Inhalational anthrax is an acute infectious disease caused by exposure of the lungs to B. anthracis spores. Alveolar macrophages engulf spores causing them to germinate to the vegetative form of B. anthracis, which secretes edema toxin (ET)and lethal toxin (LT). The pathogenesis of inhalational anthrax is characterized by flu-like symptoms, respiratory distress, meningitis and shock, which is fatal in almost all cases.
The mechanism behind the respiratory distress is not well understood. Therefore, our goal was to determine the effects of lethal toxin in the human lung epithelium. To
study alterations in a more physiological setting, we developed a differentiated, polarized lung epithelial system. Lethal toxin exposure disrupted the lung barrier
function and wound healing. Assembly defects of junction proteins and additional multicellular junction sites resulted in a higher permeability. Pretreatment with
keratinocyte growth factor (KGF) and dexamethasone increased the viability, resulting in the rescue of the permeability changes.
Upon LT treatment, a more rigid cytoskeleton was observed, evidenced by enhanced actin stress fiber formations and tubulin stabilization. Cytoskeleton and adhesion
alterations prevented the epithelial cells from polarization, directed migration, and wound healing. The MAPK pathway and Cdc42 activity might be partially responsible for these motility defects.
Lethal toxin is known to induce rapid cell death in murine macrophages. In contrast, human epithelial cells are more resistant to the cytotoxic effect of LT. By following
the growth of epithelial cells after LT treatment, we observed inhibited cell proliferation due to a cell cycle arrest in the G1 phase.
Surprisingly, biotinylated lethal factor did not induce cytotoxicity in murine macrophages. This is not due to an internalization or proteolytic activity defect; instead changes in the mitochondrial potential and proteasome activity were observed. Biotinylated LT did not reduce proteasome activity as seen in LT treated cells and caused hypopolarization of the mitochondria. However, it is possible that biotinylation of lethal toxin could prevent interaction of LT with proteins that induce cell death.

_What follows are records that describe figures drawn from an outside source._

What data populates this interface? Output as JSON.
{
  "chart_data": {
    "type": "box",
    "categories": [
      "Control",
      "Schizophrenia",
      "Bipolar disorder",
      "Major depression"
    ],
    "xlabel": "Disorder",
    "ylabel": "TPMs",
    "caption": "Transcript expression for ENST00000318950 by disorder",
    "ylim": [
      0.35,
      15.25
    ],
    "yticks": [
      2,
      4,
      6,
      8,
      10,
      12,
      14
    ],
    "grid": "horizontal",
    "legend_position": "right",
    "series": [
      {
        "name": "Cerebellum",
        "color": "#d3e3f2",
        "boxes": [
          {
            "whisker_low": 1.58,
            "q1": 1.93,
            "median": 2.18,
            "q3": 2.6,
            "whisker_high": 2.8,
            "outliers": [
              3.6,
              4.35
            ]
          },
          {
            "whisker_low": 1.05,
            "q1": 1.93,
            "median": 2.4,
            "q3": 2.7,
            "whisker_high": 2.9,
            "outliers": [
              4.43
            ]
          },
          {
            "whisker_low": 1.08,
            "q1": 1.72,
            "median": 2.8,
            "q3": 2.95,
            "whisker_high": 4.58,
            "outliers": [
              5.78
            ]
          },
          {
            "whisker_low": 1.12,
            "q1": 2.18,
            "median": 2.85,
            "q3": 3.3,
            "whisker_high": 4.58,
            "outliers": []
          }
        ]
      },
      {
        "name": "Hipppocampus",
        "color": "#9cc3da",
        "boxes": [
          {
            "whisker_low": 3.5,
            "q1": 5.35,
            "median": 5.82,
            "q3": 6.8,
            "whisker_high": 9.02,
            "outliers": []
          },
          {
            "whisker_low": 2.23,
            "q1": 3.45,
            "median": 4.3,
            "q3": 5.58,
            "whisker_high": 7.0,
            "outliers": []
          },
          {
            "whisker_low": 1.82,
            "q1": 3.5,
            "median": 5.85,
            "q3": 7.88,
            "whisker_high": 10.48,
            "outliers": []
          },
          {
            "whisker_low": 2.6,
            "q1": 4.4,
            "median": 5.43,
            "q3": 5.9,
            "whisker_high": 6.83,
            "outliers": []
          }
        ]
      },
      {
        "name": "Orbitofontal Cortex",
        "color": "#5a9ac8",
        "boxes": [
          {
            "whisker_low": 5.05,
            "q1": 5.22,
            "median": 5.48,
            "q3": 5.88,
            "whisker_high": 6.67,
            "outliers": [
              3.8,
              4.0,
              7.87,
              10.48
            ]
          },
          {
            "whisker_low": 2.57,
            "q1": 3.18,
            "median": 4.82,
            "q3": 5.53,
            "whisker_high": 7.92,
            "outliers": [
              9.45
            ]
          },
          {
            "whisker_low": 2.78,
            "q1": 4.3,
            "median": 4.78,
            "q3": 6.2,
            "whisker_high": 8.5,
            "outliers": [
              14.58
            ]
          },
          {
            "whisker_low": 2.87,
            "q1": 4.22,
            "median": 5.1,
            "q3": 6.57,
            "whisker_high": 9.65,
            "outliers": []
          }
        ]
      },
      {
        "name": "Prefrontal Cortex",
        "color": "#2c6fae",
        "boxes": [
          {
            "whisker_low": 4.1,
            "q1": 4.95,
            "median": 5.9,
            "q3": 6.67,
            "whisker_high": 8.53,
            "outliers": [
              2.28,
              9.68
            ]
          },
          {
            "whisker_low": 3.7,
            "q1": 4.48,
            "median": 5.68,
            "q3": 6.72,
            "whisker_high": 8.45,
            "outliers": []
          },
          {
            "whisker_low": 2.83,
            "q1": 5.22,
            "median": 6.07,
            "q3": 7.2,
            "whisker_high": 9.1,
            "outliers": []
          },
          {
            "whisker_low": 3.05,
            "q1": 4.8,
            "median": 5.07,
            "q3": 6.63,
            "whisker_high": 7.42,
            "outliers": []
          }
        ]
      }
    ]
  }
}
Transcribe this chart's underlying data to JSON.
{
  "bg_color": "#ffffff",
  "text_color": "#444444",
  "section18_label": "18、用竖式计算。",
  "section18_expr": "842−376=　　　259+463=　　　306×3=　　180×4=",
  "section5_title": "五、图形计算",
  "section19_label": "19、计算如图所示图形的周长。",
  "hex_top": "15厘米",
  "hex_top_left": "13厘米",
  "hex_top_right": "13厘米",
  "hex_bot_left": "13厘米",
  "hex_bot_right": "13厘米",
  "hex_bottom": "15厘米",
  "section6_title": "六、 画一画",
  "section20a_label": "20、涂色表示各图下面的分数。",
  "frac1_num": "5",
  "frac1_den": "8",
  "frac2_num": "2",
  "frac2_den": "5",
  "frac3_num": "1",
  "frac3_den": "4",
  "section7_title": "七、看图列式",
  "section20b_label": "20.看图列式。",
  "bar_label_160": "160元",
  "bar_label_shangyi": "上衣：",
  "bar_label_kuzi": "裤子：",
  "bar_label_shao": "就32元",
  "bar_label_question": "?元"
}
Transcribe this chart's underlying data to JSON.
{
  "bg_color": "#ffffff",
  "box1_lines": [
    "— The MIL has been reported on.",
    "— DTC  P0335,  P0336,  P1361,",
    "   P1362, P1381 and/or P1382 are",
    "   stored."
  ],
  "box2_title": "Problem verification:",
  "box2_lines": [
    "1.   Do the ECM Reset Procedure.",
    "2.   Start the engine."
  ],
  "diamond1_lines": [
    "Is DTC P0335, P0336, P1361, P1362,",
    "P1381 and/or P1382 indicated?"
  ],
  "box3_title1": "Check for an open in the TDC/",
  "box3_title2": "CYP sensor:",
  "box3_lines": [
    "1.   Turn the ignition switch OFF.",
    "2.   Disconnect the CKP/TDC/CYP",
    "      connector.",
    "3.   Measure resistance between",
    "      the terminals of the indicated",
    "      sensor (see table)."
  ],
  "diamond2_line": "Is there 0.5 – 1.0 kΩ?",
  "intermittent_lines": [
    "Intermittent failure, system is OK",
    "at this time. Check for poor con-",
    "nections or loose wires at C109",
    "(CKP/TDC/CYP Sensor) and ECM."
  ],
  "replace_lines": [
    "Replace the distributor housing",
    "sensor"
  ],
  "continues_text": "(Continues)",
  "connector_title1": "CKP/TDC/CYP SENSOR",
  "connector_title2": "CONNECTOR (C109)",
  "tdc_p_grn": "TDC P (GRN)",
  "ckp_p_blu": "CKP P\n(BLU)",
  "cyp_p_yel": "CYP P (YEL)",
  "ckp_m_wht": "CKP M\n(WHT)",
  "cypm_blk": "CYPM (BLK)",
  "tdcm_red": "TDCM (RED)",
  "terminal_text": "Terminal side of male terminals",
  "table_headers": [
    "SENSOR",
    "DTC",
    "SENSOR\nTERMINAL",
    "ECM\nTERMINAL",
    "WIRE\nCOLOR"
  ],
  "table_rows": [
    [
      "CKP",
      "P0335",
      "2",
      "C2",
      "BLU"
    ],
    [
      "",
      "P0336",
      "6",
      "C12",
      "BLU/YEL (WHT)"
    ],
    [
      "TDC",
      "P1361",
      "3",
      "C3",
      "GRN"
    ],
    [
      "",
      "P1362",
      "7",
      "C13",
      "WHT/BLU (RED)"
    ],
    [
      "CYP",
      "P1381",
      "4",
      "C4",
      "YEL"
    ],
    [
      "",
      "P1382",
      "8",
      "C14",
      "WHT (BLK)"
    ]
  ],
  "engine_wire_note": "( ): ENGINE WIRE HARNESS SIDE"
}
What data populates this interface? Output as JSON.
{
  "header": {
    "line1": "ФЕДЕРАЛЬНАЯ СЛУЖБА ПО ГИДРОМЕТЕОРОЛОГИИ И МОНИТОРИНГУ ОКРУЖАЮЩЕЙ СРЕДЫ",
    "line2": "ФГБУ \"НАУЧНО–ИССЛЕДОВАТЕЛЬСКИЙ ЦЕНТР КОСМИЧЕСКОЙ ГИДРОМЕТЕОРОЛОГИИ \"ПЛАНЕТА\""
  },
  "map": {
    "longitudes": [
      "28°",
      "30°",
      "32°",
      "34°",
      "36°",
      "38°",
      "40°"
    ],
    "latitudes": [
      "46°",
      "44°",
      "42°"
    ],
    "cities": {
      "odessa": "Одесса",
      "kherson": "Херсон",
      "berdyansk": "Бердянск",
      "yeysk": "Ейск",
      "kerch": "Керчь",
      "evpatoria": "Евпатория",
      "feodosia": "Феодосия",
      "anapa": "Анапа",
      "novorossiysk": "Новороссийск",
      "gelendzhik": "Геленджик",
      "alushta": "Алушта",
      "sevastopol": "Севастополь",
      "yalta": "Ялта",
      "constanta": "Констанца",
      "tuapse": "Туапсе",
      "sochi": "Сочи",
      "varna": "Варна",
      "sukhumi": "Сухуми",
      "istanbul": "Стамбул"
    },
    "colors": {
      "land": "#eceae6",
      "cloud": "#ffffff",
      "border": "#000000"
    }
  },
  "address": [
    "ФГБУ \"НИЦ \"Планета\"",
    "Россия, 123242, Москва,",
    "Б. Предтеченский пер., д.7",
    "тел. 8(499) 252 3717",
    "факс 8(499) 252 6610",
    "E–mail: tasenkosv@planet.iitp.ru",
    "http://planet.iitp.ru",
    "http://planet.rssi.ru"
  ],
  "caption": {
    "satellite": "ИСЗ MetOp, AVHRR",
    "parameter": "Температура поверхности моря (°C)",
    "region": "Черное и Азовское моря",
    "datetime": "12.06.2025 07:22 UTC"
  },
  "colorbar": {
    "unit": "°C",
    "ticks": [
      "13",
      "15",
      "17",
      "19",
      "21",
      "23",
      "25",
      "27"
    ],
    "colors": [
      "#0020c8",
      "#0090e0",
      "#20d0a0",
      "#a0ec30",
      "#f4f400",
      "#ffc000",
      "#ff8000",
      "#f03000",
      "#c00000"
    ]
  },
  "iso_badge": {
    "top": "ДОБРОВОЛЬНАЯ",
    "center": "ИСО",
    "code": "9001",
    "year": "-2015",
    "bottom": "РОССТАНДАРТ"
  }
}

The major challenge for anthrax treatment is to find a treatment, which can act faster, is easy to use and can bring patient out of the dangerous physiological state
in late pathogenesis. Our study has implications in saving the viability and barrier function of lung epithelial cells. One can devise better dosage and delivery of KGF
and dexamethasone as treatment modality for post anthrax exposure to reduce respiratory distress. Furthermore, overcoming the cell cycle arrest by the development of a drug would reduce the damage of lung epithelial cells and induce proliferation. The discovery that biotinylated LT is non-toxic to murine macrophages could revolutionize treatment of anthrax infection. Exploring the types of posttranslational modifications of LT that decrease toxicity and finding the mechanism behind it might, lead to therapies that directly counteract the effects of the lethal toxin in vivo.